Die Nachfrage in Europas Onlineshops für Autoteile entwickelt sich sehr unterschiedlich. Es zeigen sich deutliche Unterschiede zwischen den einzelnen Märkten. Zu diesem Ergebnis kommen die E-Commerce-Experten von Speed4Trade in ihrer kürzlich veröffentlichten Studie „AA-Stars 2026“. Der Softwareprovider betont, wie wichtig die digitale Präsenz sowie saubere Datenstrukturen und Prozesse für eine erfolgreiche Geschäftsentwicklung in diesem Bereich sind. Der aktuelle Studienreport beleuchtet Markteinflüsse auf die Nachfrage in B2C-Autoteile-Online-Shops.

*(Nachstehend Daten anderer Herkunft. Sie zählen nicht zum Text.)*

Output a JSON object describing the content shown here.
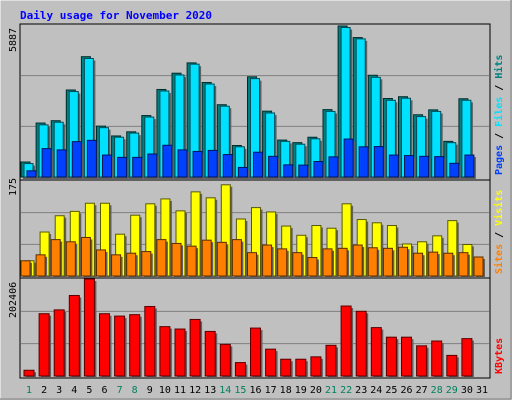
{
  "chart_data": [
    {
      "type": "bar",
      "panel": "pages-files-hits",
      "title": "Daily usage for November 2020",
      "ylabel_max": "5887",
      "ylim": [
        0,
        5887
      ],
      "legend": [
        "Pages",
        "Files",
        "Hits"
      ],
      "legend_sep": " / ",
      "categories": [
        "1",
        "2",
        "3",
        "4",
        "5",
        "6",
        "7",
        "8",
        "9",
        "10",
        "11",
        "12",
        "13",
        "14",
        "15",
        "16",
        "17",
        "18",
        "19",
        "20",
        "21",
        "22",
        "23",
        "24",
        "25",
        "26",
        "27",
        "28",
        "29",
        "30",
        "31"
      ],
      "series": [
        {
          "name": "Hits",
          "color": "#008080",
          "values": [
            580,
            2090,
            2180,
            3370,
            4660,
            1970,
            1590,
            1750,
            2380,
            3390,
            4020,
            4420,
            3660,
            2800,
            1220,
            3880,
            2550,
            1430,
            1330,
            1540,
            2610,
            5850,
            5400,
            3940,
            3040,
            3110,
            2410,
            2600,
            1380,
            3030,
            0
          ]
        },
        {
          "name": "Files",
          "color": "#00e0ff",
          "values": [
            520,
            2020,
            2120,
            3310,
            4590,
            1910,
            1540,
            1700,
            2320,
            3330,
            3950,
            4370,
            3600,
            2740,
            1170,
            3810,
            2480,
            1380,
            1270,
            1480,
            2540,
            5790,
            5350,
            3860,
            2970,
            3050,
            2340,
            2540,
            1330,
            2970,
            0
          ]
        },
        {
          "name": "Pages",
          "color": "#0040ff",
          "values": [
            240,
            1100,
            1050,
            1370,
            1420,
            850,
            760,
            760,
            890,
            1230,
            1050,
            990,
            1030,
            870,
            370,
            960,
            800,
            470,
            460,
            600,
            780,
            1470,
            1170,
            1180,
            850,
            830,
            800,
            790,
            530,
            850,
            0
          ]
        }
      ]
    },
    {
      "type": "bar",
      "panel": "visits-sites",
      "ylabel_max": "175",
      "ylim": [
        0,
        175
      ],
      "legend": [
        "Sites",
        "Visits"
      ],
      "legend_sep": " / ",
      "series": [
        {
          "name": "Visits",
          "color": "#ffff00",
          "values": [
            28,
            81,
            111,
            119,
            134,
            134,
            77,
            112,
            133,
            142,
            120,
            155,
            144,
            168,
            105,
            126,
            118,
            92,
            75,
            93,
            88,
            133,
            104,
            98,
            93,
            59,
            63,
            74,
            102,
            58,
            0
          ]
        },
        {
          "name": "Sites",
          "color": "#ff8000",
          "values": [
            28,
            39,
            67,
            63,
            71,
            48,
            39,
            42,
            45,
            67,
            60,
            55,
            66,
            62,
            67,
            43,
            57,
            50,
            43,
            34,
            50,
            51,
            57,
            52,
            51,
            53,
            42,
            44,
            42,
            43,
            35
          ]
        }
      ]
    },
    {
      "type": "bar",
      "panel": "kbytes",
      "ylabel_max": "202406",
      "ylim": [
        0,
        202406
      ],
      "legend": [
        "KBytes"
      ],
      "series": [
        {
          "name": "KBytes",
          "color": "#ff0000",
          "values": [
            12000,
            130000,
            138000,
            168000,
            202406,
            130000,
            125000,
            128000,
            145000,
            103000,
            98000,
            118000,
            93000,
            66000,
            28000,
            100000,
            56000,
            35000,
            35000,
            40000,
            64000,
            146000,
            135000,
            101000,
            81000,
            81000,
            63000,
            73000,
            43000,
            78000,
            0
          ]
        }
      ],
      "xticks": [
        "1",
        "2",
        "3",
        "4",
        "5",
        "6",
        "7",
        "8",
        "9",
        "10",
        "11",
        "12",
        "13",
        "14",
        "15",
        "16",
        "17",
        "18",
        "19",
        "20",
        "21",
        "22",
        "23",
        "24",
        "25",
        "26",
        "27",
        "28",
        "29",
        "30",
        "31"
      ],
      "weekend_days": [
        1,
        7,
        8,
        14,
        15,
        21,
        22,
        28,
        29
      ],
      "tick_color_weekday": "#000000",
      "tick_color_weekend": "#00805c"
    }
  ]
}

Dabei seien die Bedingungen für den Geschäftserfolg vom Grundsatz her nicht schlecht. Zumindest seien die strukturellen Treiber intakt, heißt es in einer aktuellen Mitteilung. Im europäischen Schnitt sind das Durchschnittsalter zugelassener PKW und der Fahrzeugbestand insgesamt weiter gewachsen. Außerdem zeigt sich die Kauflaune stabil und der Konsumgüterindex ist im Vergleich zum Vorjahr nicht weiter gefallen. Das alles werten die Experten als positive Signale für das Online-Geschäft mit Autoteilen. Dennoch ist die reale Besuchsfrequenz in Shops in weiten Teilen Europas rückläufig.
Harter Wettbewerb auf dem Onlinemarkt für B2C-Autoteile
Aus Sicht von Speed4Trade deuten die Studienergebnisse jedoch nicht auf einen Rückzug aus dem Digitalgeschäft hin. Es gebe Länder, in denen sich die Nachfrage überdurchschnittlich entwickelt. Dazu zählen zum Beispiel Schweden oder Griechenland. Fast 1.000 zusätzlich identifizierte Online-Shops im diesjährigen Index für das Segment Parts würden zudem zeigen, dass das Onlinegeschäft bei den Anbietern weiterhin gesetzt sei.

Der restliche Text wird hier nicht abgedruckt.